Elliott Chamberlain

Personal information
- Date of birth: 29 April 1992 (age 34)
- Place of birth: Paget, Bermuda
- Position: Forward

Team information
- Current team: Barlestone St Giles

Senior career*
- Years: Team / Apps / (Gls)
- 2011–2012: Leicester City / 0 / (0)
- 2011: → Stockport County (loan) / 5 / (0)
- 2011: → AFC Telford United (loan) / 2 / (0)
- 2012–2014: Exeter City / 4 / (0)
- 2012: → Bath City (loan) / 11 / (3)
- 2013: → Bath City (loan) / 1 / (0)
- 2014: Gloucester City / 3 / (0)
- 2014–2015: Corby Town / 32 / (7)
- 2015–2016: Barwell
- 2016–: Barlestone St Giles

International career
- Wales U17
- 2010–2011: Wales U19 / 6 / (2)
- 2009–2012: Wales U21 / 9 / (1)

= Elliott Chamberlain =

Welsh footballer

Elliott C. Chamberlain (born 29 April 1992) is a Welsh footballer who plays for Leicestershire Senior League Premier Division side Barlestone St Giles, where he plays as a forward.

==Playing career==
Born in Paget, Bermuda, Chamberlain has played club football for Leicester City, Stockport County, AFC Telford United, Exeter City, and Bath City.

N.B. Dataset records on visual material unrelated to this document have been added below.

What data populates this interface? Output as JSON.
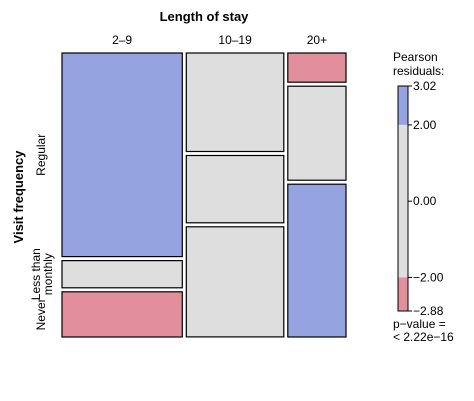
{
  "chart_data": {
    "type": "mosaic",
    "top_variable": "Length of stay",
    "left_variable": "Visit frequency",
    "columns": [
      "2–9",
      "10–19",
      "20+"
    ],
    "rows": [
      "Regular",
      "Less than monthly",
      "Never"
    ],
    "column_proportions": [
      0.4358,
      0.3534,
      0.2108
    ],
    "cell_proportions_within_column": [
      [
        0.7377,
        0.0985,
        0.1638
      ],
      [
        0.3569,
        0.244,
        0.399
      ],
      [
        0.1057,
        0.3405,
        0.5538
      ]
    ],
    "pearson_residual_class": [
      [
        "pos_high",
        "neutral",
        "neg_high"
      ],
      [
        "neutral",
        "neutral",
        "neutral"
      ],
      [
        "neg_high",
        "neutral",
        "pos_high"
      ]
    ],
    "legend": {
      "title_line1": "Pearson",
      "title_line2": "residuals:",
      "ticks": [
        "3.02",
        "2.00",
        "0.00",
        "−2.00",
        "−2.88"
      ],
      "tick_values": [
        3.02,
        2.0,
        0.0,
        -2.0,
        -2.88
      ],
      "max": 3.02,
      "min": -2.88,
      "pvalue_line1": "p−value =",
      "pvalue_line2": "< 2.22e−16"
    },
    "colors": {
      "pos_high": "#95a3e0",
      "neutral": "#dedede",
      "neg_high": "#e28f9b",
      "stroke": "#000000"
    }
  }
}
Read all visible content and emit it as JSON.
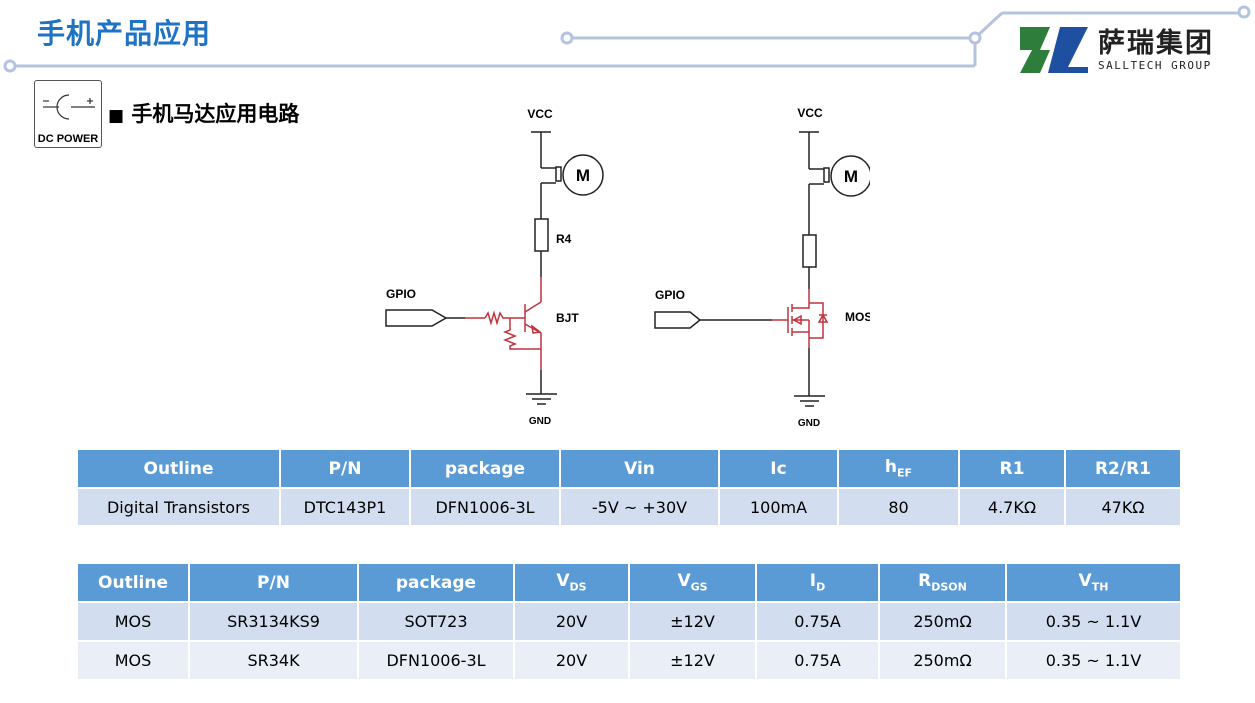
{
  "header": {
    "title": "手机产品应用",
    "logo": {
      "cn": "萨瑞集团",
      "en": "SALLTECH GROUP"
    }
  },
  "section": {
    "icon_label": "DC POWER",
    "bullet": "■",
    "title": "手机马达应用电路"
  },
  "circuits": {
    "bjt": {
      "vcc": "VCC",
      "resistor": "R4",
      "input": "GPIO",
      "device": "BJT",
      "gnd": "GND",
      "motor": "M"
    },
    "mos": {
      "vcc": "VCC",
      "input": "GPIO",
      "device": "MOS",
      "gnd": "GND",
      "motor": "M"
    }
  },
  "colors": {
    "accent": "#1F73C4",
    "header_bg": "#5B9BD5",
    "row_odd": "#D2DEEF",
    "row_even": "#EAEFF7",
    "circuit_red": "#C0323C"
  },
  "table1": {
    "headers": [
      {
        "main": "Outline"
      },
      {
        "main": "P/N"
      },
      {
        "main": "package"
      },
      {
        "main": "Vin"
      },
      {
        "main": "Ic"
      },
      {
        "main": "h",
        "sub": "EF"
      },
      {
        "main": "R1"
      },
      {
        "main": "R2/R1"
      }
    ],
    "rows": [
      [
        "Digital Transistors",
        "DTC143P1",
        "DFN1006-3L",
        "-5V ~ +30V",
        "100mA",
        "80",
        "4.7KΩ",
        "47KΩ"
      ]
    ]
  },
  "table2": {
    "headers": [
      {
        "main": "Outline"
      },
      {
        "main": "P/N"
      },
      {
        "main": "package"
      },
      {
        "main": "V",
        "sub": "DS"
      },
      {
        "main": "V",
        "sub": "GS"
      },
      {
        "main": "I",
        "sub": "D"
      },
      {
        "main": "R",
        "sub": "DSON"
      },
      {
        "main": "V",
        "sub": "TH"
      }
    ],
    "rows": [
      [
        "MOS",
        "SR3134KS9",
        "SOT723",
        "20V",
        "±12V",
        "0.75A",
        "250mΩ",
        "0.35 ~ 1.1V"
      ],
      [
        "MOS",
        "SR34K",
        "DFN1006-3L",
        "20V",
        "±12V",
        "0.75A",
        "250mΩ",
        "0.35 ~ 1.1V"
      ]
    ]
  }
}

He was released by Exeter at the end of the 2013–14 season. He subsequently signed for Gloucester City for the 2014–15 season, and Corby Town for the 2014–15 season. making 32 appearances and scoring 7 goals. Chamberlain signed for Barwell for the 2015–16 season. Following his departure from Barwell, Chamberlain moved to Leicestershire based team Barlestone St Giles.

==International career==
Chamberlain has represented Wales at the U17, U19 and U21 international level.